Geographic information systems are ideal for teaching topics in the geosciences and for helping students develop the skills for scientific problem solving. To incorporate more inquiry and to have students model the work of real scientists in our courses, we developed a series of GIS-based learning modules to investigate topics that are frequently addressed in Earth science courses: plate tectonics, tropical cyclones, oceanography, and water resources (scieds.com/saguaro.html). More recently, we have developed in depth case studies of recent natural disasters including the 1994 Northridge earthquake, the 2004 Sumatra earthquake and tsunami, the 1700 Orphan tsunami in Cascadia, and the Seattle Fault zone (scieds.com/cases/). Our research shows that when GIS-based investigations are properly designed, K-12 and college students can use the tool to ask scientific questions and explore multiple pathways for answering them.
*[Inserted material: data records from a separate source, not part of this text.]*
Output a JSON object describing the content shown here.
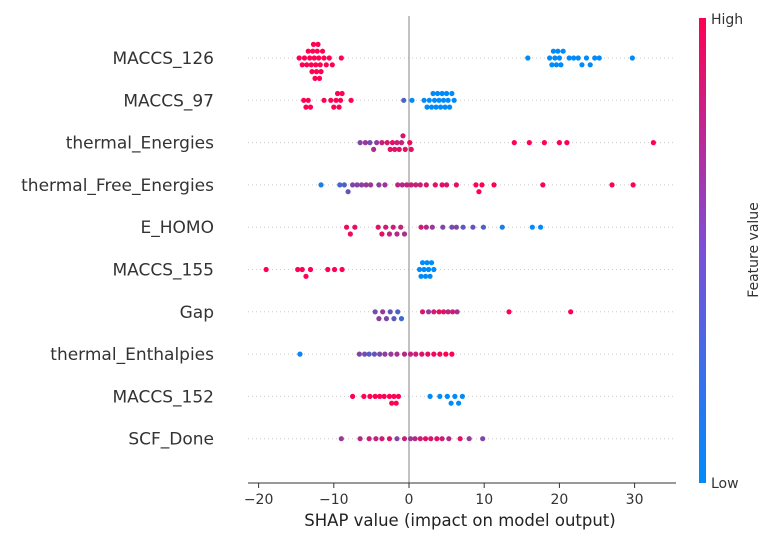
{
  "chart_data": {
    "type": "scatter",
    "subtype": "shap-beeswarm",
    "xlabel": "SHAP value (impact on model output)",
    "ylabel": "",
    "xlim": [
      -21.5,
      35.5
    ],
    "xticks": [
      -20,
      -10,
      0,
      10,
      20,
      30
    ],
    "zero_line": 0,
    "grid": "dotted horizontal row guides",
    "colorbar": {
      "title": "Feature value",
      "high_label": "High",
      "low_label": "Low",
      "low_color": "#008bfb",
      "high_color": "#ff0052"
    },
    "features": [
      {
        "name": "MACCS_126",
        "points": [
          {
            "x": -14.6,
            "c": 1
          },
          {
            "x": -14.2,
            "c": 1
          },
          {
            "x": -13.9,
            "c": 1
          },
          {
            "x": -13.6,
            "c": 1
          },
          {
            "x": -13.4,
            "c": 1
          },
          {
            "x": -13.2,
            "c": 1
          },
          {
            "x": -13.0,
            "c": 1
          },
          {
            "x": -12.9,
            "c": 1
          },
          {
            "x": -12.8,
            "c": 1
          },
          {
            "x": -12.7,
            "c": 1
          },
          {
            "x": -12.6,
            "c": 1
          },
          {
            "x": -12.5,
            "c": 1
          },
          {
            "x": -12.4,
            "c": 1
          },
          {
            "x": -12.3,
            "c": 1
          },
          {
            "x": -12.2,
            "c": 1
          },
          {
            "x": -12.1,
            "c": 1
          },
          {
            "x": -12.0,
            "c": 1
          },
          {
            "x": -11.9,
            "c": 1
          },
          {
            "x": -11.8,
            "c": 1
          },
          {
            "x": -11.7,
            "c": 1
          },
          {
            "x": -11.5,
            "c": 1
          },
          {
            "x": -11.3,
            "c": 1
          },
          {
            "x": -11.0,
            "c": 1
          },
          {
            "x": -10.6,
            "c": 1
          },
          {
            "x": -10.2,
            "c": 1
          },
          {
            "x": -9.0,
            "c": 1
          },
          {
            "x": 15.8,
            "c": 0
          },
          {
            "x": 18.7,
            "c": 0
          },
          {
            "x": 19.0,
            "c": 0
          },
          {
            "x": 19.2,
            "c": 0
          },
          {
            "x": 19.4,
            "c": 0
          },
          {
            "x": 19.6,
            "c": 0
          },
          {
            "x": 19.8,
            "c": 0
          },
          {
            "x": 20.0,
            "c": 0
          },
          {
            "x": 20.2,
            "c": 0
          },
          {
            "x": 20.5,
            "c": 0
          },
          {
            "x": 21.3,
            "c": 0
          },
          {
            "x": 21.9,
            "c": 0
          },
          {
            "x": 22.5,
            "c": 0
          },
          {
            "x": 23.0,
            "c": 0
          },
          {
            "x": 23.6,
            "c": 0
          },
          {
            "x": 24.1,
            "c": 0
          },
          {
            "x": 24.7,
            "c": 0
          },
          {
            "x": 25.3,
            "c": 0
          },
          {
            "x": 29.7,
            "c": 0
          }
        ]
      },
      {
        "name": "MACCS_97",
        "points": [
          {
            "x": -14.0,
            "c": 1
          },
          {
            "x": -13.7,
            "c": 1
          },
          {
            "x": -13.4,
            "c": 1
          },
          {
            "x": -13.1,
            "c": 1
          },
          {
            "x": -11.3,
            "c": 1
          },
          {
            "x": -10.4,
            "c": 1
          },
          {
            "x": -10.0,
            "c": 1
          },
          {
            "x": -9.7,
            "c": 1
          },
          {
            "x": -9.5,
            "c": 1
          },
          {
            "x": -9.3,
            "c": 1
          },
          {
            "x": -9.1,
            "c": 1
          },
          {
            "x": -8.9,
            "c": 1
          },
          {
            "x": -7.7,
            "c": 1
          },
          {
            "x": -0.7,
            "c": 0.3
          },
          {
            "x": 0.4,
            "c": 0
          },
          {
            "x": 2.0,
            "c": 0
          },
          {
            "x": 2.4,
            "c": 0
          },
          {
            "x": 2.7,
            "c": 0
          },
          {
            "x": 3.0,
            "c": 0
          },
          {
            "x": 3.2,
            "c": 0
          },
          {
            "x": 3.4,
            "c": 0
          },
          {
            "x": 3.6,
            "c": 0
          },
          {
            "x": 3.8,
            "c": 0
          },
          {
            "x": 4.0,
            "c": 0
          },
          {
            "x": 4.2,
            "c": 0
          },
          {
            "x": 4.4,
            "c": 0
          },
          {
            "x": 4.6,
            "c": 0
          },
          {
            "x": 4.8,
            "c": 0
          },
          {
            "x": 5.0,
            "c": 0
          },
          {
            "x": 5.2,
            "c": 0
          },
          {
            "x": 5.4,
            "c": 0
          },
          {
            "x": 5.7,
            "c": 0
          },
          {
            "x": 6.0,
            "c": 0
          }
        ]
      },
      {
        "name": "thermal_Energies",
        "points": [
          {
            "x": -6.5,
            "c": 0.5
          },
          {
            "x": -5.8,
            "c": 0.6
          },
          {
            "x": -5.2,
            "c": 0.45
          },
          {
            "x": -4.7,
            "c": 0.7
          },
          {
            "x": -4.3,
            "c": 0.55
          },
          {
            "x": -3.6,
            "c": 0.8
          },
          {
            "x": -2.9,
            "c": 0.85
          },
          {
            "x": -2.5,
            "c": 0.9
          },
          {
            "x": -2.2,
            "c": 0.9
          },
          {
            "x": -1.9,
            "c": 0.85
          },
          {
            "x": -1.6,
            "c": 0.8
          },
          {
            "x": -1.3,
            "c": 0.9
          },
          {
            "x": -1.0,
            "c": 0.75
          },
          {
            "x": -0.8,
            "c": 0.85
          },
          {
            "x": -0.5,
            "c": 0.9
          },
          {
            "x": 0.1,
            "c": 0.95
          },
          {
            "x": 0.3,
            "c": 0.9
          },
          {
            "x": 14.0,
            "c": 1
          },
          {
            "x": 16.0,
            "c": 1
          },
          {
            "x": 18.0,
            "c": 1
          },
          {
            "x": 20.0,
            "c": 1
          },
          {
            "x": 21.0,
            "c": 1
          },
          {
            "x": 32.5,
            "c": 1
          }
        ]
      },
      {
        "name": "thermal_Free_Energies",
        "points": [
          {
            "x": -11.7,
            "c": 0.1
          },
          {
            "x": -9.2,
            "c": 0.25
          },
          {
            "x": -8.6,
            "c": 0.3
          },
          {
            "x": -8.1,
            "c": 0.4
          },
          {
            "x": -7.5,
            "c": 0.5
          },
          {
            "x": -6.9,
            "c": 0.5
          },
          {
            "x": -6.3,
            "c": 0.55
          },
          {
            "x": -5.7,
            "c": 0.6
          },
          {
            "x": -5.1,
            "c": 0.6
          },
          {
            "x": -4.0,
            "c": 0.55
          },
          {
            "x": -3.2,
            "c": 0.6
          },
          {
            "x": -1.5,
            "c": 0.75
          },
          {
            "x": -0.9,
            "c": 0.7
          },
          {
            "x": -0.3,
            "c": 0.75
          },
          {
            "x": 0.3,
            "c": 0.8
          },
          {
            "x": 0.9,
            "c": 0.75
          },
          {
            "x": 1.5,
            "c": 0.8
          },
          {
            "x": 2.3,
            "c": 0.85
          },
          {
            "x": 3.5,
            "c": 0.9
          },
          {
            "x": 4.4,
            "c": 0.9
          },
          {
            "x": 5.0,
            "c": 0.85
          },
          {
            "x": 6.3,
            "c": 0.9
          },
          {
            "x": 8.9,
            "c": 1
          },
          {
            "x": 9.3,
            "c": 1
          },
          {
            "x": 9.7,
            "c": 1
          },
          {
            "x": 11.3,
            "c": 1
          },
          {
            "x": 17.8,
            "c": 1
          },
          {
            "x": 27.0,
            "c": 1
          },
          {
            "x": 29.8,
            "c": 1
          }
        ]
      },
      {
        "name": "E_HOMO",
        "points": [
          {
            "x": -8.3,
            "c": 0.95
          },
          {
            "x": -7.8,
            "c": 0.95
          },
          {
            "x": -7.2,
            "c": 0.9
          },
          {
            "x": -4.1,
            "c": 0.85
          },
          {
            "x": -3.6,
            "c": 0.9
          },
          {
            "x": -3.1,
            "c": 0.8
          },
          {
            "x": -2.6,
            "c": 0.75
          },
          {
            "x": -2.1,
            "c": 0.8
          },
          {
            "x": -1.6,
            "c": 0.7
          },
          {
            "x": -1.1,
            "c": 0.75
          },
          {
            "x": -0.6,
            "c": 0.65
          },
          {
            "x": 1.6,
            "c": 0.8
          },
          {
            "x": 2.3,
            "c": 0.7
          },
          {
            "x": 3.1,
            "c": 0.6
          },
          {
            "x": 4.5,
            "c": 0.5
          },
          {
            "x": 5.7,
            "c": 0.45
          },
          {
            "x": 6.3,
            "c": 0.5
          },
          {
            "x": 7.2,
            "c": 0.35
          },
          {
            "x": 8.5,
            "c": 0.4
          },
          {
            "x": 9.9,
            "c": 0.3
          },
          {
            "x": 12.4,
            "c": 0.1
          },
          {
            "x": 16.4,
            "c": 0
          },
          {
            "x": 17.5,
            "c": 0
          }
        ]
      },
      {
        "name": "MACCS_155",
        "points": [
          {
            "x": -19.0,
            "c": 1
          },
          {
            "x": -14.8,
            "c": 1
          },
          {
            "x": -14.2,
            "c": 1
          },
          {
            "x": -13.7,
            "c": 1
          },
          {
            "x": -13.1,
            "c": 1
          },
          {
            "x": -10.8,
            "c": 1
          },
          {
            "x": -9.9,
            "c": 1
          },
          {
            "x": -8.9,
            "c": 1
          },
          {
            "x": 1.4,
            "c": 0
          },
          {
            "x": 1.6,
            "c": 0
          },
          {
            "x": 1.8,
            "c": 0
          },
          {
            "x": 2.0,
            "c": 0
          },
          {
            "x": 2.2,
            "c": 0
          },
          {
            "x": 2.4,
            "c": 0
          },
          {
            "x": 2.6,
            "c": 0
          },
          {
            "x": 2.8,
            "c": 0
          },
          {
            "x": 3.0,
            "c": 0
          },
          {
            "x": 3.3,
            "c": 0
          }
        ]
      },
      {
        "name": "Gap",
        "points": [
          {
            "x": -4.5,
            "c": 0.45
          },
          {
            "x": -4.0,
            "c": 0.55
          },
          {
            "x": -3.5,
            "c": 0.6
          },
          {
            "x": -3.0,
            "c": 0.5
          },
          {
            "x": -2.5,
            "c": 0.4
          },
          {
            "x": -2.0,
            "c": 0.35
          },
          {
            "x": -1.5,
            "c": 0.3
          },
          {
            "x": -1.0,
            "c": 0.25
          },
          {
            "x": 1.8,
            "c": 0.85
          },
          {
            "x": 2.6,
            "c": 0.6
          },
          {
            "x": 3.3,
            "c": 0.8
          },
          {
            "x": 4.0,
            "c": 0.9
          },
          {
            "x": 4.6,
            "c": 0.85
          },
          {
            "x": 5.2,
            "c": 0.75
          },
          {
            "x": 5.8,
            "c": 0.8
          },
          {
            "x": 6.4,
            "c": 0.65
          },
          {
            "x": 13.3,
            "c": 1
          },
          {
            "x": 21.5,
            "c": 1
          }
        ]
      },
      {
        "name": "thermal_Enthalpies",
        "points": [
          {
            "x": -14.5,
            "c": 0.05
          },
          {
            "x": -6.6,
            "c": 0.5
          },
          {
            "x": -5.9,
            "c": 0.45
          },
          {
            "x": -5.3,
            "c": 0.35
          },
          {
            "x": -4.6,
            "c": 0.4
          },
          {
            "x": -3.9,
            "c": 0.5
          },
          {
            "x": -3.2,
            "c": 0.55
          },
          {
            "x": -2.4,
            "c": 0.6
          },
          {
            "x": -1.6,
            "c": 0.65
          },
          {
            "x": -0.6,
            "c": 0.7
          },
          {
            "x": 0.2,
            "c": 0.75
          },
          {
            "x": 0.9,
            "c": 0.8
          },
          {
            "x": 1.7,
            "c": 0.85
          },
          {
            "x": 2.5,
            "c": 0.9
          },
          {
            "x": 3.3,
            "c": 0.95
          },
          {
            "x": 4.1,
            "c": 0.95
          },
          {
            "x": 4.9,
            "c": 1
          },
          {
            "x": 5.7,
            "c": 1
          }
        ]
      },
      {
        "name": "MACCS_152",
        "points": [
          {
            "x": -7.5,
            "c": 1
          },
          {
            "x": -6.0,
            "c": 1
          },
          {
            "x": -5.2,
            "c": 1
          },
          {
            "x": -4.5,
            "c": 1
          },
          {
            "x": -3.9,
            "c": 1
          },
          {
            "x": -3.3,
            "c": 1
          },
          {
            "x": -2.6,
            "c": 1
          },
          {
            "x": -2.3,
            "c": 1
          },
          {
            "x": -2.0,
            "c": 1
          },
          {
            "x": -1.7,
            "c": 1
          },
          {
            "x": -1.4,
            "c": 1
          },
          {
            "x": 2.8,
            "c": 0
          },
          {
            "x": 4.1,
            "c": 0
          },
          {
            "x": 5.1,
            "c": 0
          },
          {
            "x": 5.6,
            "c": 0
          },
          {
            "x": 6.1,
            "c": 0
          },
          {
            "x": 6.6,
            "c": 0
          },
          {
            "x": 7.1,
            "c": 0
          }
        ]
      },
      {
        "name": "SCF_Done",
        "points": [
          {
            "x": -9.0,
            "c": 0.6
          },
          {
            "x": -6.5,
            "c": 0.7
          },
          {
            "x": -5.3,
            "c": 0.8
          },
          {
            "x": -4.4,
            "c": 0.75
          },
          {
            "x": -3.6,
            "c": 0.8
          },
          {
            "x": -2.6,
            "c": 0.85
          },
          {
            "x": -1.6,
            "c": 0.5
          },
          {
            "x": -0.6,
            "c": 0.75
          },
          {
            "x": 0.2,
            "c": 0.6
          },
          {
            "x": 0.8,
            "c": 0.7
          },
          {
            "x": 1.5,
            "c": 0.8
          },
          {
            "x": 2.2,
            "c": 0.9
          },
          {
            "x": 2.9,
            "c": 0.85
          },
          {
            "x": 3.7,
            "c": 0.9
          },
          {
            "x": 4.4,
            "c": 0.8
          },
          {
            "x": 5.3,
            "c": 0.7
          },
          {
            "x": 6.8,
            "c": 0.9
          },
          {
            "x": 8.0,
            "c": 0.6
          },
          {
            "x": 9.8,
            "c": 0.5
          }
        ]
      }
    ]
  }
}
Our materials are designed to overcome the need for the instructor or student to have prior experience with a GIS to be successful in exploring a problem. The investigations, complete with GIS instructions and datasets, allow the students to focus on the scientific questions and to learn GIS as they progress through the problem. We call this Teaching with GIS rather than Teaching about GIS. We identified three design criteria that make the learning modules both engaging and educational for students. The first involves simplifying the tool. We have found that by streamlining, automating, or even eliminating multiple-step command sequences, students’ frustration is minimized, and their attention remains focused on the scientific problem rather than the software. Exploring concepts at global, regional, and local scales is also important for guiding student learning. The global perspective is powerful for teaching fundamental science concepts and driving forces behind Earth processes, while the regional and local scales provide opportunities for more detailed analysis of problems. The third design criteria for creating an effective GIS-based learning module involves tying science and society together as elements of an inter-related system. We will demonstrate, with examples, how we designed our curriculum around these guiding principals.